The skull of the new periptychid, Militocodon lydae, described here simultaneously illuminates and complicates the early evolutionary history of the Periptychidae (and archaic ungulates more broadly). On one hand, the well-preserved and associated dentition of DMNH EPV.136181 reveals consistent trends in conacodontine dental evolution, and suggests rapid exploration of new masticatory niches among archaic ungulates in the early Paleocene. On the other hand, the skull of the small-bodied and relatively phylogenetically basal Militocodon, which could have been greatly informative phylogenetically, is frustratingly devoid of diagnostic characters, suggesting that the apomorphies that inform ordinal relationships among Paleocene eutherian mammals may be even more elusive in the cranium than they are in the dentition. Nonetheless, the skull of Militocodon is only patchily preserved, and of the few Paleocene-mammal crania that are known, even fewer are described, greatly inhibiting our understanding of phylogenetically informative cranial features.

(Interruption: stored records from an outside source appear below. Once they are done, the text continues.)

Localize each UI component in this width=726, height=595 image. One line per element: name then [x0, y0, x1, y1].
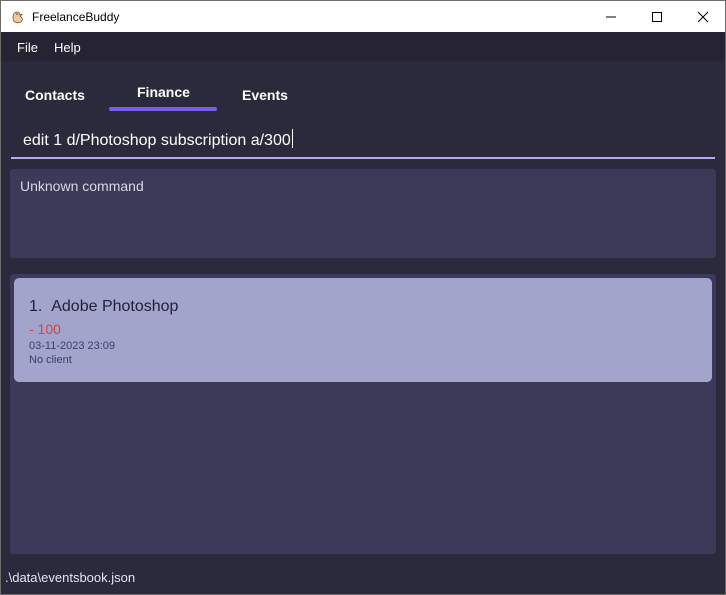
- duck-icon: [10, 9, 26, 25]
- finance-item-index: 1.: [29, 298, 43, 315]
- menu-bar: File Help: [0, 32, 726, 61]
- minimize-icon: [606, 16, 616, 18]
- menu-file[interactable]: File: [17, 40, 38, 55]
- tab-events[interactable]: Events: [242, 87, 288, 103]
- tab-contacts[interactable]: Contacts: [25, 87, 85, 103]
- finance-item-description: Adobe Photoshop: [51, 298, 179, 315]
- menu-help[interactable]: Help: [54, 40, 81, 55]
- maximize-icon: [652, 12, 662, 22]
- status-file-path: .\data\eventsbook.json: [5, 570, 136, 585]
- title-bar: FreelanceBuddy: [0, 0, 726, 32]
- finance-item-amount: - 100: [29, 321, 61, 337]
- text-caret: [291, 129, 293, 148]
- close-button[interactable]: [680, 1, 726, 33]
- close-icon: [697, 11, 709, 23]
- maximize-button[interactable]: [634, 1, 680, 33]
- minimize-button[interactable]: [588, 1, 634, 33]
- result-display: Unknown command: [10, 169, 716, 258]
- finance-item-title: 1. Adobe Photoshop: [29, 298, 178, 316]
- tab-finance[interactable]: Finance: [137, 84, 190, 100]
- result-message: Unknown command: [20, 178, 144, 194]
- finance-list[interactable]: 1. Adobe Photoshop - 100 03-11-2023 23:0…: [10, 274, 716, 554]
- active-tab-indicator: [109, 107, 217, 111]
- finance-item-client: No client: [29, 354, 72, 366]
- finance-item-timestamp: 03-11-2023 23:09: [29, 340, 116, 352]
- window-title: FreelanceBuddy: [32, 10, 120, 24]
- command-input-value: edit 1 d/Photoshop subscription a/300: [23, 129, 293, 150]
- list-item[interactable]: 1. Adobe Photoshop - 100 03-11-2023 23:0…: [14, 278, 712, 382]
- main-panel: Contacts Finance Events edit 1 d/Photosh…: [0, 61, 726, 595]
- command-input[interactable]: edit 1 d/Photoshop subscription a/300: [11, 121, 715, 159]
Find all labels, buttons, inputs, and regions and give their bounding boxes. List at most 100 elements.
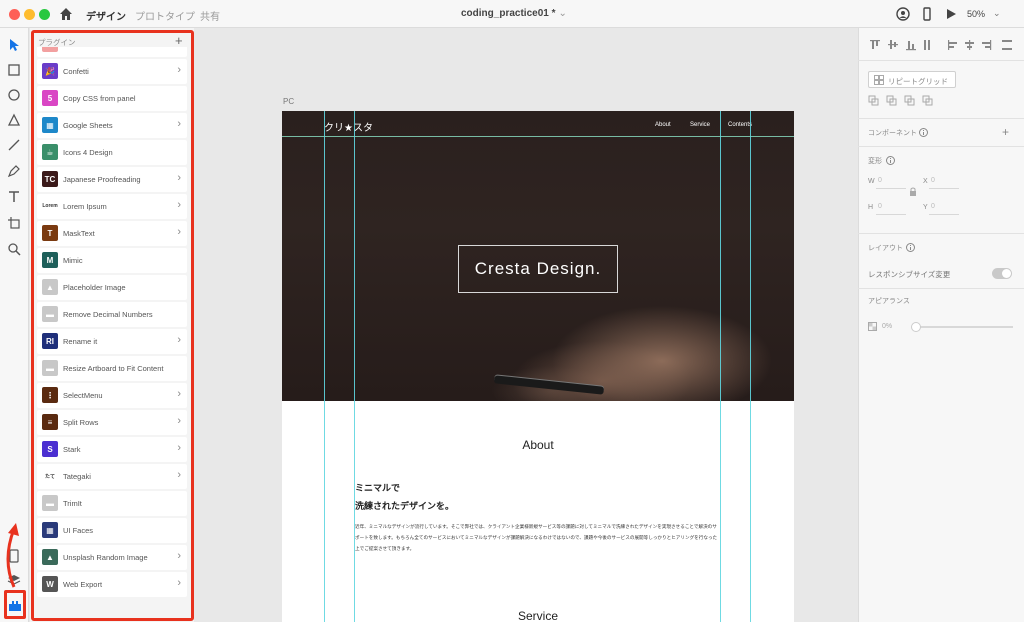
tab-prototype[interactable]: プロトタイプ bbox=[135, 8, 195, 23]
plugin-icon: ⋮ bbox=[42, 387, 58, 403]
zoom-tool-icon[interactable] bbox=[7, 242, 21, 256]
y-field[interactable]: 0 bbox=[931, 203, 935, 210]
add-component-button[interactable]: + bbox=[1002, 125, 1009, 139]
height-label: H bbox=[868, 204, 874, 211]
boolean-ops-icons[interactable] bbox=[868, 95, 938, 107]
plugin-item[interactable]: ⋮ SelectMenu › bbox=[37, 383, 187, 408]
plugin-item[interactable]: Lorem Lorem Ipsum › bbox=[37, 194, 187, 219]
minimize-window-button[interactable] bbox=[24, 9, 35, 20]
play-icon[interactable] bbox=[944, 7, 958, 21]
opacity-value[interactable]: 0% bbox=[882, 323, 892, 330]
plugin-item[interactable]: 5 Copy CSS from panel bbox=[37, 86, 187, 111]
close-window-button[interactable] bbox=[9, 9, 20, 20]
opacity-slider-track[interactable] bbox=[913, 326, 1013, 328]
chevron-right-icon[interactable]: › bbox=[177, 468, 181, 482]
plugin-icon: ▬ bbox=[42, 360, 58, 376]
chevron-right-icon[interactable]: › bbox=[177, 117, 181, 131]
document-title[interactable]: coding_practice01 * ⌄ bbox=[461, 8, 567, 19]
plugin-item[interactable]: ▬ Remove Decimal Numbers bbox=[37, 302, 187, 327]
ellipse-tool-icon[interactable] bbox=[7, 88, 21, 102]
plugin-item[interactable]: T MaskText › bbox=[37, 221, 187, 246]
chevron-right-icon[interactable]: › bbox=[177, 576, 181, 590]
chevron-down-icon: ⌄ bbox=[558, 8, 567, 19]
plugin-item[interactable]: ▲ Placeholder Image bbox=[37, 275, 187, 300]
artboard-pc[interactable]: クリ★スタ About Service Contents Cresta Desi… bbox=[282, 111, 794, 622]
height-field[interactable]: 0 bbox=[878, 203, 882, 210]
repeat-grid-button[interactable]: リピートグリッド bbox=[868, 71, 956, 88]
plugin-label: MaskText bbox=[63, 229, 95, 238]
plugin-item[interactable]: ≡ Split Rows › bbox=[37, 410, 187, 435]
plugin-item[interactable]: M Mimic bbox=[37, 248, 187, 273]
select-tool-icon[interactable] bbox=[7, 38, 21, 52]
chevron-right-icon[interactable]: › bbox=[177, 225, 181, 239]
chevron-right-icon[interactable]: › bbox=[177, 333, 181, 347]
text-tool-icon[interactable] bbox=[7, 190, 21, 204]
repeat-grid-label: リピートグリッド bbox=[888, 77, 948, 86]
pen-tool-icon[interactable] bbox=[7, 164, 21, 178]
info-icon[interactable] bbox=[919, 128, 928, 137]
plugin-label: SelectMenu bbox=[63, 391, 103, 400]
chevron-right-icon[interactable]: › bbox=[177, 171, 181, 185]
plugin-item[interactable]: ▦ Google Sheets › bbox=[37, 113, 187, 138]
artboard-tool-icon[interactable] bbox=[7, 216, 21, 230]
rectangle-tool-icon[interactable] bbox=[7, 63, 21, 77]
plugin-item[interactable]: ▬ Resize Artboard to Fit Content bbox=[37, 356, 187, 381]
plugin-icon: TC bbox=[42, 171, 58, 187]
about-heading[interactable]: ミニマルで 洗練されたデザインを。 bbox=[355, 479, 454, 515]
polygon-tool-icon[interactable] bbox=[7, 113, 21, 127]
plugin-label: UI Faces bbox=[63, 526, 94, 535]
responsive-resize-toggle[interactable] bbox=[992, 268, 1012, 279]
artboard-label[interactable]: PC bbox=[283, 97, 294, 106]
plugin-item[interactable]: TC Japanese Proofreading › bbox=[37, 167, 187, 192]
info-icon[interactable] bbox=[906, 243, 915, 252]
chevron-right-icon[interactable]: › bbox=[177, 549, 181, 563]
line-tool-icon[interactable] bbox=[7, 138, 21, 152]
plugin-item[interactable]: S Stark › bbox=[37, 437, 187, 462]
zoom-window-button[interactable] bbox=[39, 9, 50, 20]
user-share-icon[interactable] bbox=[896, 7, 910, 21]
x-field-underline bbox=[929, 188, 959, 189]
plugin-icon: ▬ bbox=[42, 306, 58, 322]
chevron-right-icon[interactable]: › bbox=[177, 198, 181, 212]
hero-nav-divider bbox=[282, 136, 794, 137]
tab-share[interactable]: 共有 bbox=[200, 8, 220, 23]
tab-design[interactable]: デザイン bbox=[86, 8, 126, 23]
x-field[interactable]: 0 bbox=[931, 177, 935, 184]
plugin-item[interactable]: Color Scale bbox=[37, 47, 187, 57]
nav-link-contents[interactable]: Contents bbox=[728, 122, 752, 128]
nav-link-about[interactable]: About bbox=[655, 122, 671, 128]
plugin-item[interactable]: W Web Export › bbox=[37, 572, 187, 597]
plugin-item[interactable]: ☕ Icons 4 Design bbox=[37, 140, 187, 165]
chevron-right-icon[interactable]: › bbox=[177, 387, 181, 401]
align-icons[interactable] bbox=[868, 38, 1018, 52]
plugin-item[interactable]: 🎉 Confetti › bbox=[37, 59, 187, 84]
add-plugin-button[interactable]: + bbox=[175, 34, 183, 47]
lock-icon[interactable] bbox=[909, 187, 917, 197]
zoom-level[interactable]: 50% bbox=[967, 9, 985, 19]
chevron-right-icon[interactable]: › bbox=[177, 441, 181, 455]
about-section-title[interactable]: About bbox=[282, 438, 794, 452]
plugin-label: Japanese Proofreading bbox=[63, 175, 141, 184]
zoom-chevron-icon[interactable]: ⌄ bbox=[993, 8, 1001, 19]
inspector-divider bbox=[858, 146, 1024, 147]
about-body-text[interactable]: 近年、ミニマルなデザインが流行しています。そこで弊社では、クライアント企業様新規… bbox=[355, 521, 721, 554]
home-icon[interactable] bbox=[59, 7, 73, 21]
service-section-title[interactable]: Service bbox=[282, 609, 794, 622]
width-field[interactable]: 0 bbox=[878, 177, 882, 184]
opacity-slider-knob[interactable] bbox=[911, 322, 921, 332]
chevron-right-icon[interactable]: › bbox=[177, 414, 181, 428]
plugin-icon: W bbox=[42, 576, 58, 592]
hero-title-box[interactable]: Cresta Design. bbox=[458, 245, 618, 293]
site-logo[interactable]: クリ★スタ bbox=[324, 119, 373, 134]
plugin-label: Web Export bbox=[63, 580, 103, 589]
info-icon[interactable] bbox=[886, 156, 895, 165]
plugin-item[interactable]: ▦ UI Faces bbox=[37, 518, 187, 543]
device-preview-icon[interactable] bbox=[920, 7, 934, 21]
plugin-item[interactable]: ▲ Unsplash Random Image › bbox=[37, 545, 187, 570]
nav-link-service[interactable]: Service bbox=[690, 122, 710, 128]
document-title-text: coding_practice01 * bbox=[461, 8, 556, 19]
plugin-item[interactable]: ▬ TrimIt bbox=[37, 491, 187, 516]
plugin-item[interactable]: たて Tategaki › bbox=[37, 464, 187, 489]
plugin-item[interactable]: RI Rename it › bbox=[37, 329, 187, 354]
chevron-right-icon[interactable]: › bbox=[177, 63, 181, 77]
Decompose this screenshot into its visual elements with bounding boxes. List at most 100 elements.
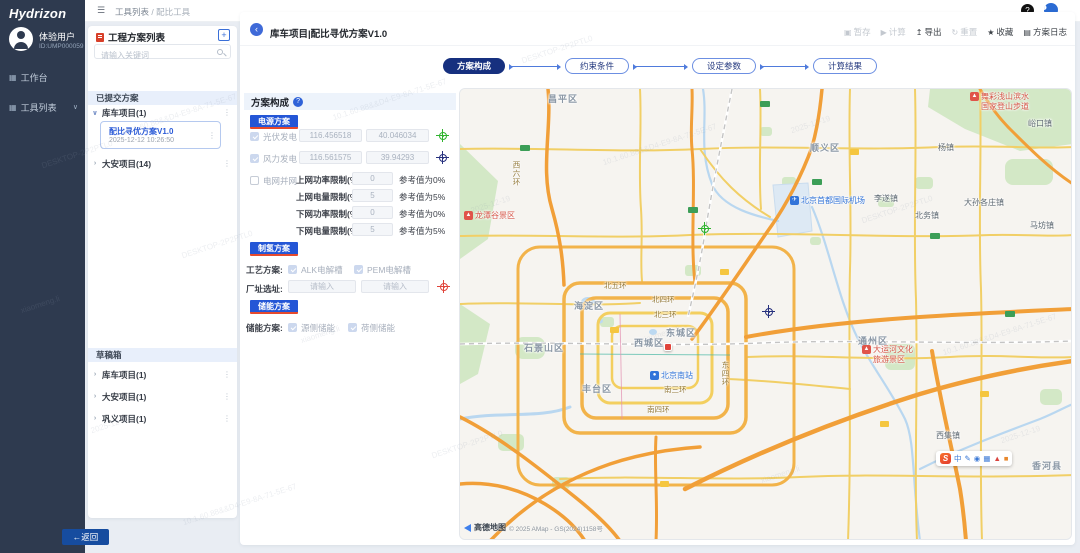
grid-checkbox[interactable] — [250, 176, 259, 185]
help-icon[interactable]: ? — [293, 97, 303, 107]
calculate-button[interactable]: ▶计算 — [881, 26, 906, 38]
user-avatar — [9, 27, 33, 51]
ime-skin-brush-icon[interactable]: ▲ — [993, 454, 1000, 463]
map-label: ▲龙潭谷景区 — [464, 211, 515, 221]
amap-logo-icon — [464, 524, 471, 532]
grid-down-power-input[interactable] — [352, 206, 393, 219]
ime-chinese-mode-icon[interactable]: 中 — [954, 453, 962, 464]
more-icon[interactable]: ⋮ — [223, 108, 231, 117]
hydrogen-plan-button[interactable]: 制氢方案 — [250, 242, 298, 256]
wind-map-pick-icon[interactable] — [436, 151, 449, 164]
more-icon[interactable]: ⋮ — [223, 159, 231, 168]
ime-toolbar[interactable]: S 中✎◉▦▲ ■ — [936, 451, 1012, 466]
plan-list-panel: 工程方案列表 + 已提交方案 ∨ 库车项目(1) ⋮ 配比寻优方案V1.0 20… — [88, 26, 237, 518]
draft-group-daan[interactable]: › 大安项目(1) ⋮ — [88, 390, 237, 403]
source-storage-checkbox[interactable] — [288, 323, 297, 332]
map-label: 东四环 — [721, 361, 730, 387]
plan-log-button[interactable]: ▤方案日志 — [1023, 26, 1067, 38]
map-label: 马坊镇 — [1030, 221, 1054, 231]
step-plan-composition[interactable]: 方案构成 — [443, 58, 505, 74]
map-label: ✈北京首都国际机场 — [790, 196, 865, 206]
wind-checkbox[interactable] — [250, 154, 259, 163]
back-button[interactable]: ←返回 — [62, 529, 109, 545]
wind-location-marker[interactable] — [762, 305, 775, 318]
more-icon[interactable]: ⋮ — [223, 392, 231, 401]
grid-up-power-input[interactable] — [352, 172, 393, 185]
map-label: 东城区 — [666, 328, 696, 339]
chevron-down-icon: ∨ — [73, 103, 78, 111]
alk-checkbox[interactable] — [288, 265, 297, 274]
step-parameters[interactable]: 设定参数 — [692, 58, 756, 74]
grid-down-energy-input[interactable] — [352, 223, 393, 236]
add-plan-button[interactable]: + — [218, 29, 230, 41]
sidebar: Hydrizon 体验用户 ID:UMP000059 ▦ 工作台 ▦ 工具列表 … — [0, 0, 85, 553]
ime-pen-icon[interactable]: ✎ — [965, 454, 971, 463]
step-constraints[interactable]: 约束条件 — [565, 58, 629, 74]
pv-location-marker[interactable] — [698, 222, 711, 235]
ime-toolbox-icon[interactable]: ■ — [1004, 454, 1009, 463]
pv-map-pick-icon[interactable] — [436, 129, 449, 142]
site-input-2[interactable] — [361, 280, 429, 293]
step-results[interactable]: 计算结果 — [813, 58, 877, 74]
back-circle-button[interactable]: ‹ — [250, 23, 263, 36]
more-icon[interactable]: ⋮ — [208, 131, 216, 140]
save-draft-button[interactable]: ▣暂存 — [844, 26, 871, 38]
export-button[interactable]: ↥导出 — [916, 26, 942, 38]
caret-right-icon: › — [88, 371, 102, 378]
plan-search-input[interactable] — [95, 49, 230, 62]
user-id: ID:UMP000059 — [39, 43, 83, 50]
pem-checkbox[interactable] — [354, 265, 363, 274]
draft-group-gongyi[interactable]: › 巩义项目(1) ⋮ — [88, 412, 237, 425]
sidebar-item-workbench[interactable]: ▦ 工作台 — [0, 66, 85, 88]
map-label: 南四环 — [647, 405, 670, 414]
favorite-button[interactable]: ★收藏 — [987, 26, 1013, 38]
airport-icon: ✈ — [790, 196, 799, 205]
map-attribution: 高德地图 © 2025 AMap - GS(2024)1158号 — [464, 522, 603, 533]
grid-row-ref: 参考值为0% — [399, 174, 445, 186]
reset-button[interactable]: ↻重置 — [952, 26, 978, 38]
grid-label: 电网并网 — [263, 175, 297, 187]
caret-right-icon: › — [88, 415, 102, 422]
title-row: ‹ 库车项目|配比寻优方案V1.0 ▣暂存 ▶计算 ↥导出 ↻重置 ★收藏 ▤方… — [240, 12, 1075, 46]
sogou-logo-icon[interactable]: S — [940, 453, 951, 464]
caret-right-icon: › — [88, 160, 102, 167]
sidebar-item-tool-list[interactable]: ▦ 工具列表 ∨ — [0, 96, 85, 118]
map-label: 北四环 — [652, 295, 675, 304]
storage-label: 储能方案: — [246, 322, 283, 334]
ime-mic-icon[interactable]: ◉ — [974, 454, 981, 463]
power-plan-button[interactable]: 电源方案 — [250, 115, 298, 129]
step-connector — [634, 66, 687, 67]
hamburger-icon[interactable]: ☰ — [97, 5, 105, 16]
pv-latitude-input[interactable] — [366, 129, 429, 142]
source-storage-label: 源侧储能 — [301, 322, 335, 334]
more-icon[interactable]: ⋮ — [223, 370, 231, 379]
tree-group-kuche[interactable]: ∨ 库车项目(1) ⋮ — [88, 106, 237, 119]
plan-list-icon — [96, 33, 104, 42]
wind-latitude-input[interactable] — [366, 151, 429, 164]
map-label: 北三环 — [654, 310, 677, 319]
submitted-header: 已提交方案 — [88, 91, 237, 105]
export-icon: ↥ — [916, 28, 923, 37]
station-icon: ● — [650, 371, 659, 380]
wind-longitude-input[interactable] — [299, 151, 362, 164]
step-connector — [510, 66, 560, 67]
pv-checkbox[interactable] — [250, 132, 259, 141]
map-label: 大孙各庄镇 — [964, 198, 1004, 208]
site-input-1[interactable] — [288, 280, 356, 293]
more-icon[interactable]: ⋮ — [223, 414, 231, 423]
map-label: 杨镇 — [938, 143, 954, 153]
pv-longitude-input[interactable] — [299, 129, 362, 142]
map-label: ▲舞彩浅山滨水 国家登山步道 — [970, 92, 1029, 111]
draft-group-kuche[interactable]: › 库车项目(1) ⋮ — [88, 368, 237, 381]
site-map-pick-icon[interactable] — [437, 280, 450, 293]
grid-row-ref: 参考值为0% — [399, 208, 445, 220]
plan-list-title: 工程方案列表 — [108, 30, 165, 44]
selected-plan-card[interactable]: 配比寻优方案V1.0 2025-12-12 10:26:50 ⋮ — [100, 121, 221, 149]
storage-plan-button[interactable]: 储能方案 — [250, 300, 298, 314]
ime-keyboard-icon[interactable]: ▦ — [983, 454, 990, 463]
grid-up-energy-input[interactable] — [352, 189, 393, 202]
tree-group-daan[interactable]: › 大安项目(14) ⋮ — [88, 157, 237, 170]
map-canvas[interactable]: 昌平区顺义区海淀区西城区东城区石景山区丰台区通州区香河县杨镇峪口镇马坊镇大孙各庄… — [459, 88, 1072, 540]
landmark-marker[interactable] — [664, 343, 672, 351]
load-storage-checkbox[interactable] — [348, 323, 357, 332]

Ultimately, the obscurity of periptychid interrelationships is likely the product of their rapid diversification after the K–Pg boundary; taxa near the base of rapid evolutionary radiations are often very difficult to distinguish from one another morphologically due to the rapidity of their divergence and the absence of accumulated phenotypic differences (e.g., Simpson 1944; Gingerich 2019; Goswami et al. 2022). The discovery and thorough description of more complete periptychid and other archaic ungulate fossils from the Puercan, like the holotype of Militocodon lydae described here, are necessary to better illuminate the complex evolutionary history of this important group of Paleocene mammals.